Green Tea - Japanese
"Green Tea - Japanese, an evergreen plant used for centuries in tea production."
Hotline Order:
24/7
+1(865)4164178
Botanical Name: The tea plant.
Common Name:
- English: Tea
- Unani: Traditional Indian spiced tea blends.
- Also referred to as:Variations of the word "tea" from around the world.
Origin: China
Harvested: Cultivated
Parts Used: Leaves
There is no original text provided. Please paste the text you'd like me to rephrase, and I'll be happy to assist you.
The tea plant.Here's a rewritten version of the product description text: Chinese tea is an evergreen shrub that grows to be around 3-4 meters tall. Its leaves are oval-shaped, pointed at the tip, and typically range from 5-10 cm in length. They have a shiny, dark green appearance on top. Tea has been cultivated for centuries, with its origins tracing back to India and China. Today, it is one of the most widely consumed beverages globally, second only to water. The exact origin of tea leaves remains uncertain, but it's believed to have originated in Southeast Asia or western China. The Camellia plant has been used as a tea source for centuries in China. Over time, three primary varieties of tea have emerged: green, black, and oolong. These differences arise from the processing methods used for each type. Green tea, in particular, is made from unfermented leaves and contains high levels of antioxidants.

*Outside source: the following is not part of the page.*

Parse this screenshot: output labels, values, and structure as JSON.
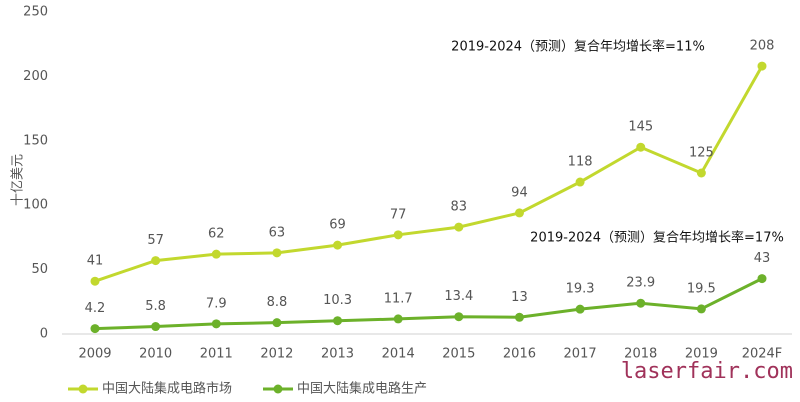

Interestingly, all types of tea – including green, black, white, oolong, and Pu-Erh – come from the same plant species.Tea plant (Camellia sinensis)It's remarkable that despite their distinct flavors and aromas, both black and green tea originate from the same tea plant.

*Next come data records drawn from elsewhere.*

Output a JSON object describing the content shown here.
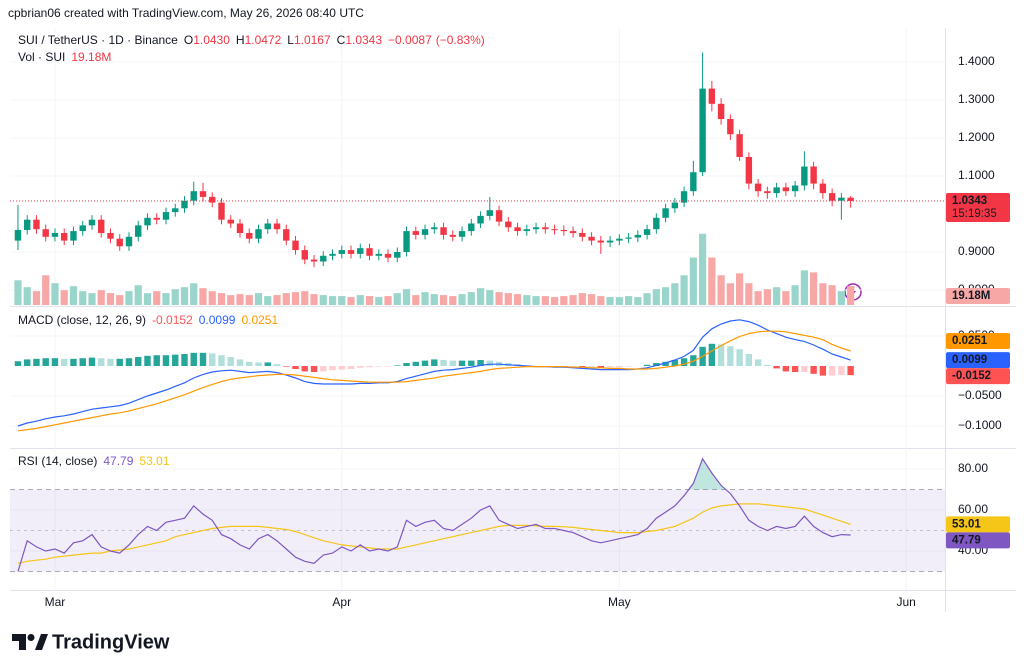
{
  "header": "cpbrian06 created with TradingView.com, May 26, 2026 08:40 UTC",
  "footer": "TradingView",
  "chart_data": {
    "type": "candlestick",
    "symbol": "SUI / TetherUS · 1D · Binance",
    "ohlc_legend": [
      {
        "key": "O",
        "value": 1.043,
        "label": "1.0430"
      },
      {
        "key": "H",
        "value": 1.0472,
        "label": "1.0472"
      },
      {
        "key": "L",
        "value": 1.0167,
        "label": "1.0167"
      },
      {
        "key": "C",
        "value": 1.0343,
        "label": "1.0343"
      }
    ],
    "change": {
      "value": -0.0087,
      "label": "−0.0087"
    },
    "change_pct": {
      "value": -0.83,
      "label": "(−0.83%)"
    },
    "countdown": "15:19:35",
    "up_color": "#089981",
    "down_color": "#f23645",
    "xlim": [
      -0.86,
      100.2
    ],
    "xticks": [
      {
        "value": 4,
        "label": "Mar"
      },
      {
        "value": 35,
        "label": "Apr"
      },
      {
        "value": 65,
        "label": "May"
      },
      {
        "value": 96,
        "label": "Jun"
      }
    ],
    "ylim": [
      0.7605,
      1.4895
    ],
    "yticks": [
      {
        "value": 0.8,
        "label": "0.8000"
      },
      {
        "value": 0.9,
        "label": "0.9000"
      },
      {
        "value": 1.1,
        "label": "1.1000"
      },
      {
        "value": 1.2,
        "label": "1.2000"
      },
      {
        "value": 1.3,
        "label": "1.3000"
      },
      {
        "value": 1.4,
        "label": "1.4000"
      }
    ],
    "grid": true,
    "open": [
      0.93,
      0.958,
      0.985,
      0.96,
      0.94,
      0.95,
      0.93,
      0.955,
      0.97,
      0.985,
      0.95,
      0.935,
      0.915,
      0.94,
      0.97,
      0.99,
      0.985,
      1.005,
      1.015,
      1.035,
      1.06,
      1.045,
      1.03,
      0.985,
      0.975,
      0.95,
      0.935,
      0.96,
      0.975,
      0.96,
      0.93,
      0.905,
      0.88,
      0.875,
      0.89,
      0.895,
      0.905,
      0.895,
      0.91,
      0.89,
      0.895,
      0.885,
      0.9,
      0.955,
      0.945,
      0.96,
      0.965,
      0.945,
      0.94,
      0.955,
      0.975,
      0.995,
      1.01,
      0.98,
      0.965,
      0.955,
      0.96,
      0.965,
      0.96,
      0.958,
      0.955,
      0.95,
      0.94,
      0.93,
      0.925,
      0.93,
      0.935,
      0.938,
      0.945,
      0.96,
      0.99,
      1.015,
      1.03,
      1.06,
      1.11,
      1.33,
      1.29,
      1.25,
      1.21,
      1.15,
      1.08,
      1.06,
      1.055,
      1.07,
      1.06,
      1.075,
      1.125,
      1.08,
      1.055,
      1.035,
      1.043
    ],
    "high": [
      1.024,
      0.997,
      0.997,
      0.972,
      0.962,
      0.962,
      0.967,
      0.982,
      0.997,
      0.997,
      0.962,
      0.947,
      0.952,
      0.982,
      1.002,
      1.002,
      1.017,
      1.027,
      1.047,
      1.085,
      1.082,
      1.057,
      1.042,
      0.997,
      0.987,
      0.962,
      0.972,
      0.987,
      0.987,
      0.972,
      0.942,
      0.917,
      0.892,
      0.902,
      0.907,
      0.917,
      0.917,
      0.922,
      0.922,
      0.907,
      0.907,
      0.912,
      0.967,
      0.967,
      0.972,
      0.977,
      0.977,
      0.957,
      0.967,
      0.987,
      1.007,
      1.045,
      1.022,
      0.992,
      0.977,
      0.972,
      0.977,
      0.977,
      0.972,
      0.97,
      0.967,
      0.962,
      0.952,
      0.942,
      0.942,
      0.947,
      0.95,
      0.957,
      0.972,
      1.002,
      1.027,
      1.042,
      1.072,
      1.14,
      1.425,
      1.35,
      1.305,
      1.262,
      1.222,
      1.162,
      1.092,
      1.072,
      1.082,
      1.082,
      1.087,
      1.165,
      1.137,
      1.092,
      1.067,
      1.055,
      1.0472
    ],
    "low": [
      0.905,
      0.946,
      0.948,
      0.928,
      0.928,
      0.918,
      0.918,
      0.943,
      0.958,
      0.938,
      0.923,
      0.903,
      0.903,
      0.928,
      0.958,
      0.973,
      0.973,
      0.993,
      1.003,
      1.023,
      1.033,
      1.018,
      0.973,
      0.963,
      0.938,
      0.923,
      0.923,
      0.948,
      0.948,
      0.918,
      0.893,
      0.868,
      0.86,
      0.863,
      0.878,
      0.883,
      0.883,
      0.883,
      0.878,
      0.878,
      0.873,
      0.873,
      0.888,
      0.933,
      0.933,
      0.948,
      0.933,
      0.928,
      0.928,
      0.943,
      0.963,
      0.983,
      0.968,
      0.953,
      0.943,
      0.943,
      0.948,
      0.948,
      0.946,
      0.943,
      0.938,
      0.928,
      0.918,
      0.895,
      0.913,
      0.918,
      0.923,
      0.926,
      0.933,
      0.948,
      0.978,
      1.003,
      1.018,
      1.048,
      1.1,
      1.27,
      1.235,
      1.195,
      1.14,
      1.065,
      1.045,
      1.04,
      1.043,
      1.048,
      1.045,
      1.062,
      1.065,
      1.04,
      1.02,
      0.985,
      1.0167
    ],
    "close": [
      0.958,
      0.985,
      0.96,
      0.94,
      0.95,
      0.93,
      0.955,
      0.97,
      0.985,
      0.95,
      0.935,
      0.915,
      0.94,
      0.97,
      0.99,
      0.985,
      1.005,
      1.015,
      1.035,
      1.06,
      1.045,
      1.03,
      0.985,
      0.975,
      0.95,
      0.935,
      0.96,
      0.975,
      0.96,
      0.93,
      0.905,
      0.88,
      0.875,
      0.89,
      0.895,
      0.905,
      0.895,
      0.91,
      0.89,
      0.895,
      0.885,
      0.9,
      0.955,
      0.945,
      0.96,
      0.965,
      0.945,
      0.94,
      0.955,
      0.975,
      0.995,
      1.01,
      0.98,
      0.965,
      0.955,
      0.96,
      0.965,
      0.96,
      0.958,
      0.955,
      0.95,
      0.94,
      0.93,
      0.925,
      0.93,
      0.935,
      0.938,
      0.945,
      0.96,
      0.99,
      1.015,
      1.03,
      1.06,
      1.11,
      1.33,
      1.29,
      1.25,
      1.21,
      1.15,
      1.08,
      1.06,
      1.055,
      1.07,
      1.06,
      1.075,
      1.125,
      1.08,
      1.055,
      1.035,
      1.043,
      1.0343
    ],
    "volume": {
      "name": "Vol · SUI",
      "ylim": [
        0,
        280
      ],
      "up_color": "#9ad5cb",
      "down_color": "#f7a8a6",
      "current": {
        "value": 19.18,
        "label": "19.18M"
      },
      "values": [
        25,
        18,
        14,
        30,
        22,
        15,
        19,
        14,
        12,
        15,
        12,
        10,
        14,
        20,
        12,
        14,
        12,
        16,
        18,
        22,
        17,
        14,
        12,
        10,
        11,
        10,
        12,
        9,
        10,
        12,
        13,
        14,
        11,
        10,
        9,
        9,
        8,
        10,
        9,
        8,
        9,
        12,
        16,
        10,
        13,
        11,
        10,
        9,
        11,
        13,
        17,
        15,
        13,
        12,
        11,
        10,
        9,
        9,
        8,
        9,
        10,
        12,
        11,
        9,
        8,
        8,
        9,
        8,
        12,
        16,
        18,
        22,
        30,
        48,
        72,
        48,
        30,
        22,
        32,
        22,
        14,
        16,
        18,
        14,
        20,
        35,
        33,
        22,
        20,
        14,
        19.18
      ]
    },
    "macd": {
      "title": "MACD (close, 12, 26, 9)",
      "ylim": [
        -0.135,
        0.0967
      ],
      "yticks": [
        {
          "value": 0.05,
          "label": "0.0500"
        },
        {
          "value": -0.05,
          "label": "−0.0500"
        },
        {
          "value": -0.1,
          "label": "−0.1000"
        }
      ],
      "histogram": {
        "colors": {
          "positive_rising": "#26a69a",
          "positive_falling": "#b2dfdb",
          "negative_falling": "#ff5252",
          "negative_rising": "#ffcdd2"
        },
        "values": [
          0.008,
          0.011,
          0.012,
          0.013,
          0.013,
          0.012,
          0.012,
          0.013,
          0.014,
          0.013,
          0.012,
          0.012,
          0.013,
          0.015,
          0.017,
          0.018,
          0.018,
          0.019,
          0.02,
          0.022,
          0.022,
          0.021,
          0.018,
          0.015,
          0.011,
          0.007,
          0.006,
          0.006,
          0.003,
          -0.001,
          -0.005,
          -0.009,
          -0.01,
          -0.009,
          -0.007,
          -0.006,
          -0.005,
          -0.003,
          -0.002,
          -0.001,
          -0.001,
          0.001,
          0.005,
          0.007,
          0.009,
          0.011,
          0.01,
          0.009,
          0.009,
          0.009,
          0.01,
          0.009,
          0.007,
          0.005,
          0.003,
          0.001,
          0.0,
          0.0,
          -0.001,
          -0.001,
          -0.001,
          -0.002,
          -0.002,
          -0.003,
          -0.002,
          -0.002,
          -0.001,
          0.0,
          0.002,
          0.005,
          0.007,
          0.01,
          0.013,
          0.018,
          0.032,
          0.037,
          0.036,
          0.033,
          0.028,
          0.02,
          0.011,
          0.002,
          -0.004,
          -0.009,
          -0.01,
          -0.01,
          -0.013,
          -0.016,
          -0.016,
          -0.015,
          -0.0152
        ]
      },
      "line": {
        "color": "#2962ff",
        "values": [
          -0.1,
          -0.095,
          -0.092,
          -0.088,
          -0.085,
          -0.083,
          -0.08,
          -0.076,
          -0.072,
          -0.07,
          -0.068,
          -0.066,
          -0.062,
          -0.056,
          -0.05,
          -0.045,
          -0.04,
          -0.034,
          -0.028,
          -0.02,
          -0.014,
          -0.01,
          -0.008,
          -0.007,
          -0.009,
          -0.011,
          -0.01,
          -0.009,
          -0.011,
          -0.015,
          -0.02,
          -0.026,
          -0.029,
          -0.03,
          -0.03,
          -0.03,
          -0.03,
          -0.029,
          -0.029,
          -0.028,
          -0.028,
          -0.026,
          -0.021,
          -0.017,
          -0.013,
          -0.009,
          -0.007,
          -0.006,
          -0.004,
          -0.002,
          0.001,
          0.003,
          0.003,
          0.002,
          0.001,
          0.0,
          -0.001,
          -0.001,
          -0.002,
          -0.002,
          -0.003,
          -0.004,
          -0.005,
          -0.006,
          -0.006,
          -0.006,
          -0.006,
          -0.005,
          -0.003,
          0.001,
          0.005,
          0.01,
          0.016,
          0.026,
          0.048,
          0.062,
          0.07,
          0.075,
          0.077,
          0.074,
          0.068,
          0.06,
          0.054,
          0.048,
          0.044,
          0.041,
          0.035,
          0.028,
          0.02,
          0.015,
          0.0099
        ]
      },
      "signal": {
        "color": "#ff9800",
        "values": [
          -0.108,
          -0.106,
          -0.104,
          -0.101,
          -0.098,
          -0.095,
          -0.092,
          -0.089,
          -0.086,
          -0.083,
          -0.08,
          -0.078,
          -0.075,
          -0.071,
          -0.067,
          -0.063,
          -0.058,
          -0.053,
          -0.048,
          -0.042,
          -0.036,
          -0.031,
          -0.026,
          -0.022,
          -0.02,
          -0.018,
          -0.016,
          -0.015,
          -0.014,
          -0.014,
          -0.015,
          -0.017,
          -0.019,
          -0.021,
          -0.023,
          -0.024,
          -0.025,
          -0.026,
          -0.027,
          -0.027,
          -0.027,
          -0.027,
          -0.026,
          -0.024,
          -0.022,
          -0.02,
          -0.017,
          -0.015,
          -0.013,
          -0.011,
          -0.009,
          -0.006,
          -0.004,
          -0.003,
          -0.002,
          -0.001,
          -0.001,
          -0.001,
          -0.001,
          -0.001,
          -0.002,
          -0.002,
          -0.003,
          -0.003,
          -0.004,
          -0.004,
          -0.005,
          -0.005,
          -0.005,
          -0.004,
          -0.002,
          0.0,
          0.003,
          0.008,
          0.016,
          0.025,
          0.034,
          0.042,
          0.049,
          0.054,
          0.057,
          0.058,
          0.058,
          0.057,
          0.054,
          0.051,
          0.048,
          0.044,
          0.036,
          0.03,
          0.0251
        ]
      }
    },
    "rsi": {
      "title": "RSI (14, close)",
      "ylim": [
        20.98,
        89.27
      ],
      "yticks": [
        {
          "value": 80,
          "label": "80.00"
        },
        {
          "value": 60,
          "label": "60.00"
        },
        {
          "value": 40,
          "label": "40.00"
        }
      ],
      "bands": [
        30,
        70
      ],
      "midline": 50,
      "band_color": "#7e57c2",
      "overbought_color": "#089981",
      "line": {
        "color": "#7e57c2",
        "values": [
          30,
          45,
          42,
          40,
          41,
          39,
          44,
          45,
          48,
          42,
          40,
          39,
          43,
          48,
          52,
          50,
          54,
          55,
          56,
          62,
          58,
          55,
          48,
          46,
          43,
          41,
          46,
          48,
          45,
          41,
          37,
          35,
          34,
          38,
          39,
          42,
          40,
          43,
          40,
          41,
          40,
          42,
          55,
          52,
          54,
          55,
          51,
          50,
          53,
          56,
          60,
          62,
          55,
          53,
          51,
          52,
          53,
          51,
          51,
          50,
          49,
          47,
          45,
          44,
          45,
          46,
          47,
          48,
          51,
          56,
          59,
          62,
          67,
          73,
          85,
          78,
          72,
          68,
          62,
          55,
          52,
          50,
          52,
          51,
          52,
          57,
          52,
          49,
          47,
          48,
          47.79
        ]
      },
      "ma": {
        "color": "#f5c518",
        "values": [
          34,
          35,
          35.5,
          36,
          37,
          37.5,
          38,
          38.5,
          39,
          39,
          40,
          40.5,
          41,
          42,
          43,
          44,
          45,
          47,
          48,
          49,
          50,
          51,
          51.5,
          52,
          52,
          52,
          52,
          51.5,
          51,
          50.5,
          49.5,
          48,
          46.5,
          45,
          44,
          43,
          42.5,
          42,
          41.5,
          41,
          41,
          41,
          42,
          43,
          44,
          45,
          46,
          47,
          48,
          49,
          50,
          51,
          52,
          52.5,
          52.5,
          52.5,
          52.3,
          52,
          52,
          51.8,
          51.5,
          51,
          50.5,
          50,
          49.5,
          49,
          49,
          49,
          49.5,
          50,
          51,
          52,
          54,
          56,
          59,
          61,
          62,
          62.5,
          63,
          63,
          63,
          62.5,
          62,
          61.5,
          61,
          60.5,
          59,
          57.5,
          56,
          54.5,
          53.01
        ]
      }
    }
  }
}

In Asia, green and oolong teas are more widely consumed than black tea, which is preferred in the US. The main difference between these types lies in their production process: white tea comes from steamed or dried new buds; green tea leaves are steamed and dried; black tea leaves are rolled, fermented, and dried; while oolong tea leaves undergo partial fermentation before drying. Tea types vary significantly depending on the level of fermentation, which inversely affects polyphenol content and caffeine levels: higher fermentation leads to lower polyphenols and higher caffeine. Green tea has the highest polyphenol content, whereas black tea contains roughly 2-3 times more caffeine than green tea.
How to use:
Hot Infusion:
To prepare dried herbs or flowers, place 2-3 tablespoons in a cup or teapot. Pour hot water over them, cover with a lid, and let it steep for 10-30 minutes. This process releases the active compounds, including antioxidants, enzymes, vitamins, flavonoids, and volatile oils from the botanicals. Strain and press out as much liquid as possible before serving.
Tips:
- Herbal teas can be sweetened using honey, natural fruit juices, stevia leaf powder, or licorice root powder.
- Freeze tea in ice trays or pop molds to create ice cubes or pops.
Precautions:
Before using this herbal product, consult a qualified healthcare professional, especially if you're pregnant, breastfeeding, or taking medication.

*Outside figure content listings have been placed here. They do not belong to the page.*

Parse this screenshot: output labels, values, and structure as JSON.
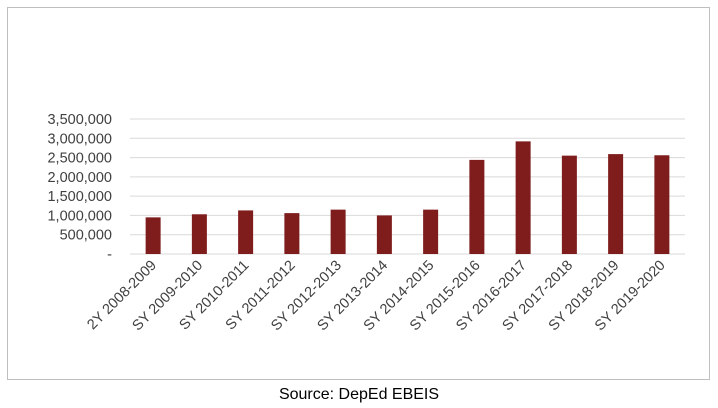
{
  "chart_data": {
    "type": "bar",
    "categories": [
      "2Y 2008-2009",
      "SY 2009-2010",
      "SY 2010-2011",
      "SY 2011-2012",
      "SY 2012-2013",
      "SY 2013-2014",
      "SY 2014-2015",
      "SY 2015-2016",
      "SY 2016-2017",
      "SY 2017-2018",
      "SY 2018-2019",
      "SY 2019-2020"
    ],
    "values": [
      950000,
      1030000,
      1130000,
      1060000,
      1150000,
      1000000,
      1150000,
      2440000,
      2920000,
      2550000,
      2590000,
      2560000
    ],
    "y_ticks": [
      "-",
      "500,000",
      "1,000,000",
      "1,500,000",
      "2,000,000",
      "2,500,000",
      "3,000,000",
      "3,500,000"
    ],
    "ylim": [
      0,
      3500000
    ],
    "grid": true,
    "bar_color": "#7f1d1d",
    "title": "",
    "xlabel": "",
    "ylabel": ""
  },
  "source": "Source: DepEd EBEIS"
}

This website provides information for educational use only.ONLY.
The product has not been assessed for safety or efficacy by Health Canada.
This information is for general purposes only and should not be used as a substitute for medical advice.
Add your review
Your email address will not be published. Required fields are marked *
Please login to write review!
Looks like there are no reviews yet.